Market: Commercial - Education
Type: University
Location: Princeton, NJ
Developer/Owner: Princeton University
Project Services: Energy Auditing; Energy Modeling
Incentive Programs: NJ Smart Start, PSE&G Direct Install
Building Size: 288,132 sf; 3 buildings
Primary Energy Conservation Measures: Air handling unit rezoning; Demand control ventilation-bioclimatic reduction; lighting upgrades

Project Background and Services:

In its third phase of an aggressive campus-wide energy reduction plan, Princeton University targeted approximately twenty of its campus buildings. The first two phases incorporated ASHRAE Level I and Level II energy audits, respectively, and the third was a Level III energy audit, including design and implementation. Steven Winter Associates, Inc. (SWA) was contracted to perform and develop the ASHRAE Level II energy audit reports and perform schematic design document development for three campus buildings totaling 288,132 sf. The three buildings included were the Lewis Center for the Arts, the New South Building, and McCormick Hall & Art Museum. These three facilities house a diverse array of space types which include: offices, a performing arts theatre, the Lucas Art Gallery, classrooms, studios, an art museum, libraries, dance studios, an auditorium and a data center.

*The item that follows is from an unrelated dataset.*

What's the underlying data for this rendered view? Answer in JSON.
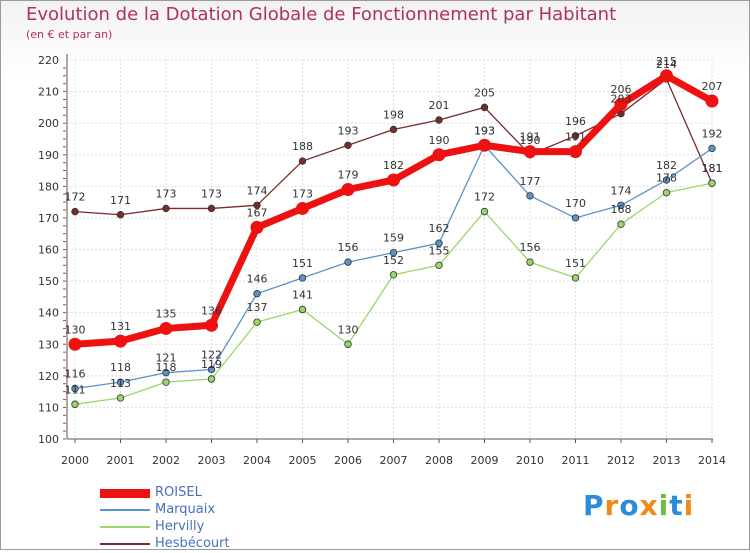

Energy Conservation Measures:

The comprehensive energy analysis of the buildings led our team to recommend several energy conservation measures (ECMs) to reduce overall campus energy use. Because lighting is one of the largest energy end-uses in a building and typically accounts for nearly 40% of a building’s annual electricity consumption, the chief recommendation was a high-efficiency lighting system replacement, specifically replacing the existing incandescent lamps with compact fluorescent lamps, resulting in a projected cost savings of $2,751 annually.

We also recommended switching to demand control ventilation, which controls outside air ventilation rates based on the amount of carbon dioxide (CO2) detected in a space or zone. This measure alone accounts for an annual savings of $5,243. The savings for this opportunity is based on the reduction of outside air infiltration to the occupied space, and the resulting conditioning (cooling or heating) of this outside air. With the reduction of ouside air infiltration, the heating and cooling load (season dependent) on the associated AC-unit will decrease, resulting in a direct energy reduction. The total annual project cost savings estimated from all of the measures that were implemented is $22,803 annually.